One last thing: it would be an injustice to overlook Scorsese's prodigious ability to perfectly place characters with actors. Liotta gives us the obsessively ambitious and flawlessly cool insider, as well as the cracked-up and falling-apart outsider. Pesci is the quintessential Scorsese-Italian: fast-talking, shady-dealing, story-telling, and temper-blowing. Deniro consecutively turns the same line over in dozens of different ways as he has done many times for Scorsese before, and as ingeniously as ever. Scorsese wants us to smell, hear, feel, taste goodfellas. And he gives us this Italian/Irish/New Yorker sensory blitz without missing one glass of wine, one pasta-filled plate, one grotesquely whacked traitor, or one gaudy pinky ring. As his characters play out their parts in the high stakes game, Scorsese involves his audience in such a way as to almost make the viewer another character.
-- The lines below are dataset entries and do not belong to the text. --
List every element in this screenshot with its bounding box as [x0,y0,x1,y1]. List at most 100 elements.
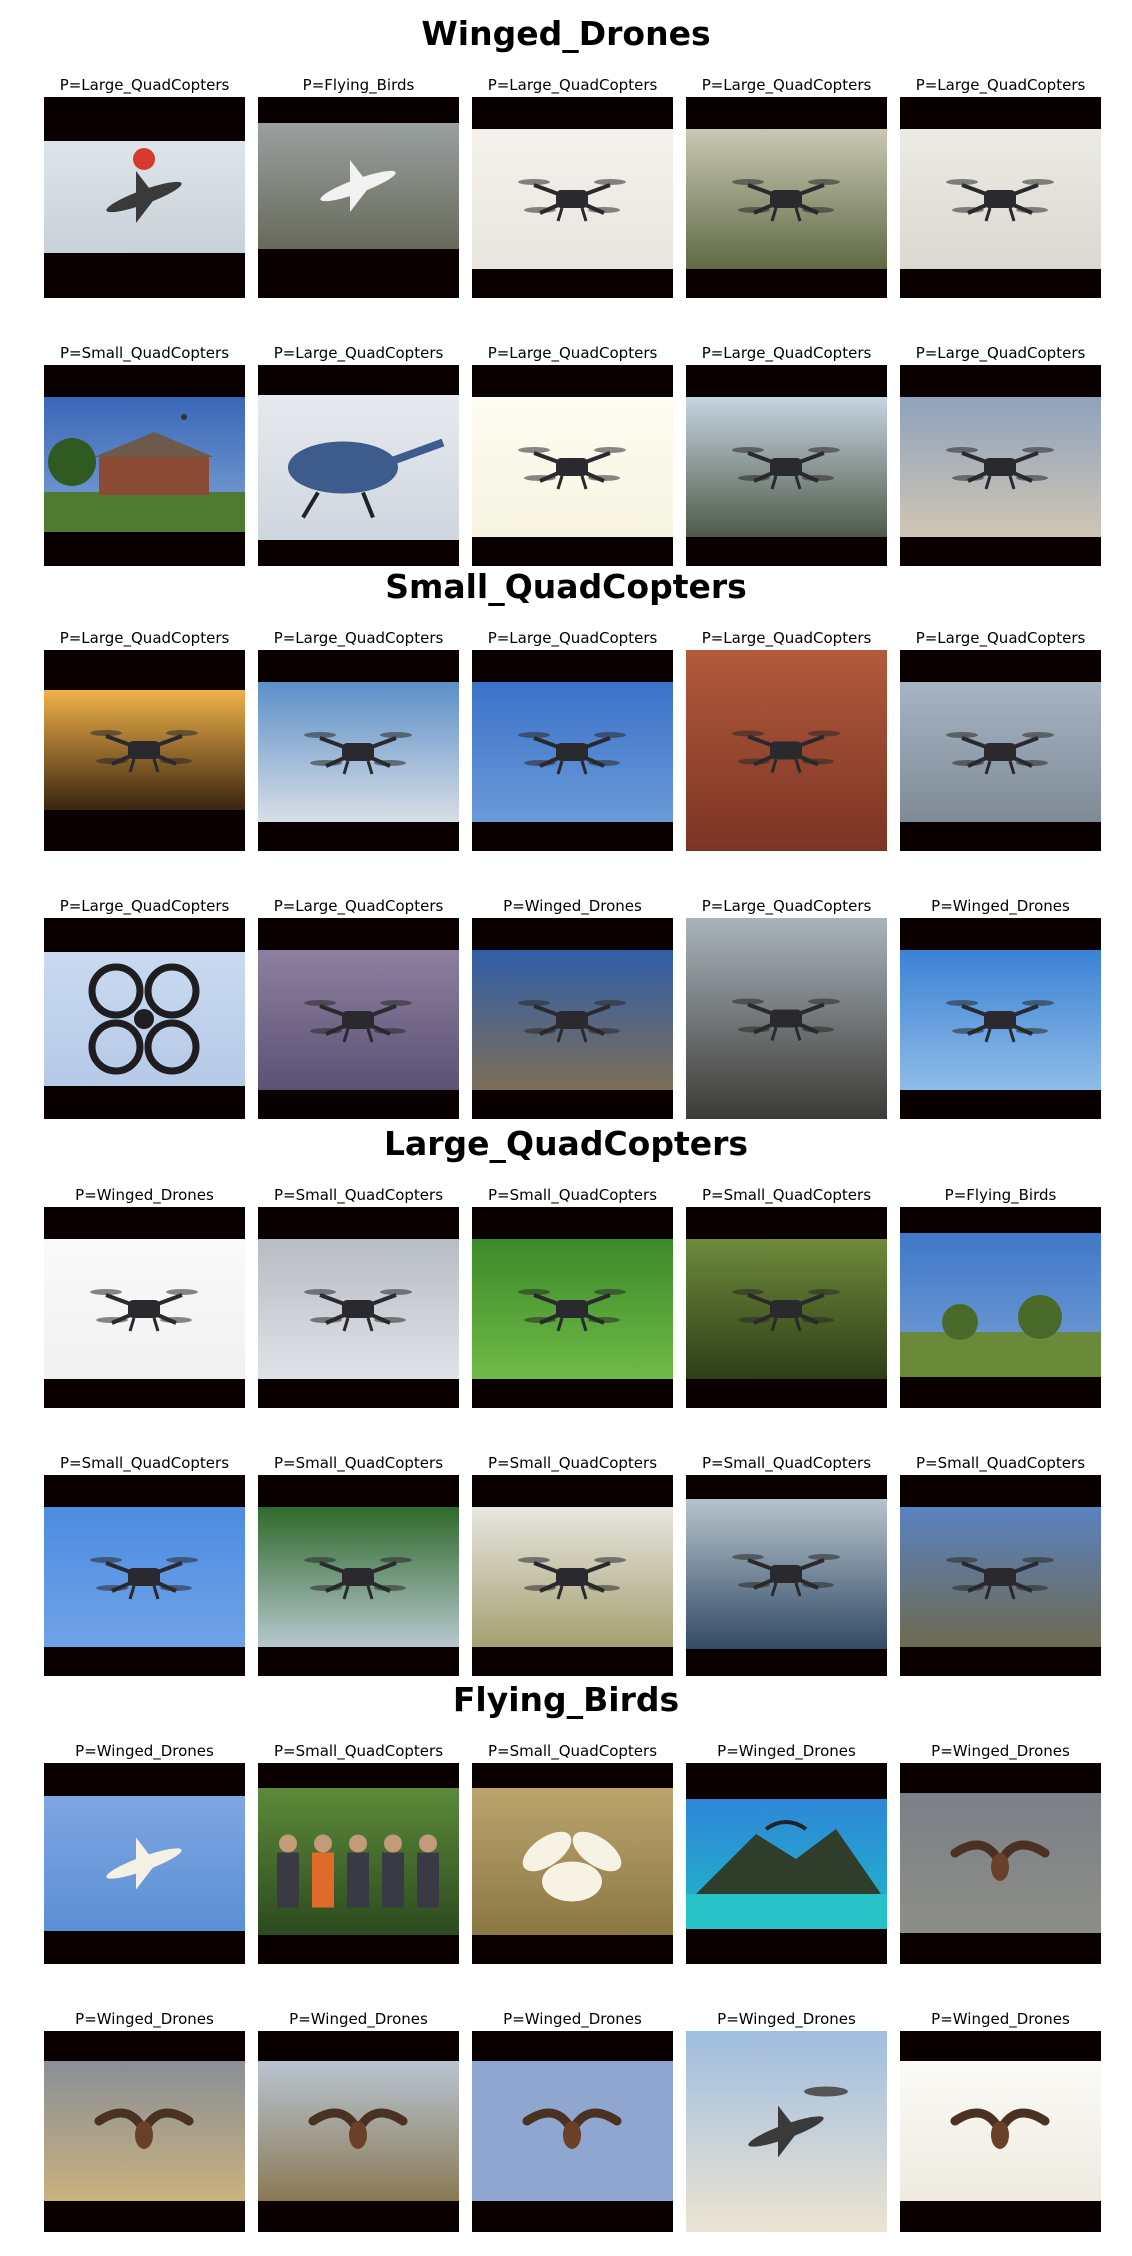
prediction-label: P=Flying_Birds [302,76,415,94]
image-frame [258,1475,459,1676]
image-tile: P=Large_QuadCopters [258,897,459,1119]
image-frame [44,918,245,1119]
prediction-label: P=Large_QuadCopters [701,344,872,362]
prediction-label: P=Winged_Drones [931,1742,1070,1760]
photo-thumbnail [686,1499,887,1649]
quadcopter-icon [946,179,1054,222]
prediction-label: P=Winged_Drones [75,1742,214,1760]
prediction-label: P=Winged_Drones [503,897,642,915]
quadcopter-icon [90,1557,198,1600]
image-tile: P=Small_QuadCopters [472,1186,673,1408]
quadcopter-icon [732,730,840,773]
image-frame [686,2031,887,2232]
quadcopter-icon [518,1557,626,1600]
prediction-label: P=Flying_Birds [944,1186,1057,1204]
prediction-label: P=Large_QuadCopters [59,629,230,647]
section-title: Small_QuadCopters [385,567,747,606]
quadcopter-icon [946,1557,1054,1600]
quadcopter-icon [732,1289,840,1332]
image-frame [258,1207,459,1408]
photo-thumbnail [472,1788,673,1935]
prediction-label: P=Large_QuadCopters [915,629,1086,647]
bird-icon [950,1840,1050,1881]
prediction-label: P=Small_QuadCopters [915,1454,1086,1472]
image-frame [472,918,673,1119]
image-frame [472,650,673,851]
photo-thumbnail [472,397,673,537]
photo-thumbnail [258,2061,459,2201]
prediction-label: P=Small_QuadCopters [487,1186,658,1204]
image-frame [258,650,459,851]
image-tile: P=Small_QuadCopters [258,1186,459,1408]
photo-thumbnail [258,682,459,822]
prediction-label: P=Winged_Drones [75,2010,214,2028]
image-frame [258,918,459,1119]
field-icon [900,1295,1101,1377]
prediction-label: P=Large_QuadCopters [273,344,444,362]
image-tile: P=Flying_Birds [258,76,459,298]
image-tile: P=Winged_Drones [44,2010,245,2232]
bird-icon [308,2108,408,2149]
quadcopter-icon [88,963,200,1075]
photo-thumbnail [686,1239,887,1379]
photo-thumbnail [258,395,459,540]
prediction-label: P=Large_QuadCopters [701,76,872,94]
photo-thumbnail [258,123,459,249]
island-icon [686,1820,887,1929]
prediction-label: P=Small_QuadCopters [487,1454,658,1472]
photo-thumbnail [900,2061,1101,2201]
prediction-label: P=Large_QuadCopters [915,344,1086,362]
photo-thumbnail [44,2061,245,2201]
photo-thumbnail [44,141,245,253]
image-frame [900,1207,1101,1408]
photo-thumbnail [900,950,1101,1090]
prediction-label: P=Small_QuadCopters [487,1742,658,1760]
image-tile: P=Winged_Drones [900,1742,1101,1964]
image-tile: P=Large_QuadCopters [44,629,245,851]
image-frame [44,2031,245,2232]
quadcopter-icon [304,1289,412,1332]
image-frame [686,1763,887,1964]
photo-thumbnail [686,918,887,1119]
image-frame [900,365,1101,566]
image-frame [900,1763,1101,1964]
image-frame [686,650,887,851]
section-title: Winged_Drones [421,14,711,53]
quadcopter-icon [732,179,840,222]
photo-thumbnail [686,129,887,269]
helicopter-icon [288,438,445,519]
photo-thumbnail [900,682,1101,822]
image-tile: P=Large_QuadCopters [686,897,887,1119]
image-tile: P=Large_QuadCopters [44,897,245,1119]
aircraft-icon [320,160,396,212]
image-tile: P=Winged_Drones [686,2010,887,2232]
image-tile: P=Flying_Birds [900,1186,1101,1408]
image-frame [686,918,887,1119]
photo-thumbnail [900,1507,1101,1647]
image-frame [686,1207,887,1408]
image-frame [686,97,887,298]
image-tile: P=Winged_Drones [44,1186,245,1408]
swan-icon [522,1831,622,1902]
image-frame [258,2031,459,2232]
photo-thumbnail [472,950,673,1090]
prediction-label: P=Small_QuadCopters [59,1454,230,1472]
prediction-label: P=Large_QuadCopters [487,629,658,647]
image-frame [44,365,245,566]
prediction-label: P=Winged_Drones [717,1742,856,1760]
photo-thumbnail [686,1799,887,1929]
prediction-label: P=Winged_Drones [931,2010,1070,2028]
image-tile: P=Large_QuadCopters [472,344,673,566]
image-frame [472,365,673,566]
photo-thumbnail [686,650,887,851]
prediction-label: P=Winged_Drones [931,897,1070,915]
photo-thumbnail [472,682,673,822]
bird-icon [950,2108,1050,2149]
prediction-label: P=Large_QuadCopters [701,897,872,915]
prediction-label: P=Small_QuadCopters [701,1454,872,1472]
image-tile: P=Large_QuadCopters [258,344,459,566]
image-frame [258,365,459,566]
image-tile: P=Large_QuadCopters [900,344,1101,566]
image-tile: P=Small_QuadCopters [900,1454,1101,1676]
quadcopter-icon [732,998,840,1041]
He stamps
Goodfellas with his directorial mark by not only revealing once again the fascinating and opaquely intriguing world of
La Casa Nostra, but doing so in such a way that the camera's involvement very realistically and concretely becomes the audience's involvement. The viewer is not only shown the illusory sense of control that Scorsese's story is attempting to convey, but is actually given that illusory control. In the end, one gets the feeling that the power and control of made men eludes both Scorsese and his characters (and us), and Scorsese uses his film as a commentary on his ultimate failure to enter a world that so passionately intrigues him. His camera is as much the control for Scorsese's involvement in what I would call "intimate distance" as it is his medium to communicate the paradox of intimate distance to us. It is Scorsese's alter-world, this world of made men and money and control, much like the alter-world Liotta set up for himself in the film with his mistress. As Deniro says of Liotta's arrangement:
"This... This is what this is. We all know what this is."
As ambiguous as it may be, it is the perfect encapsulation of the Scorsese project.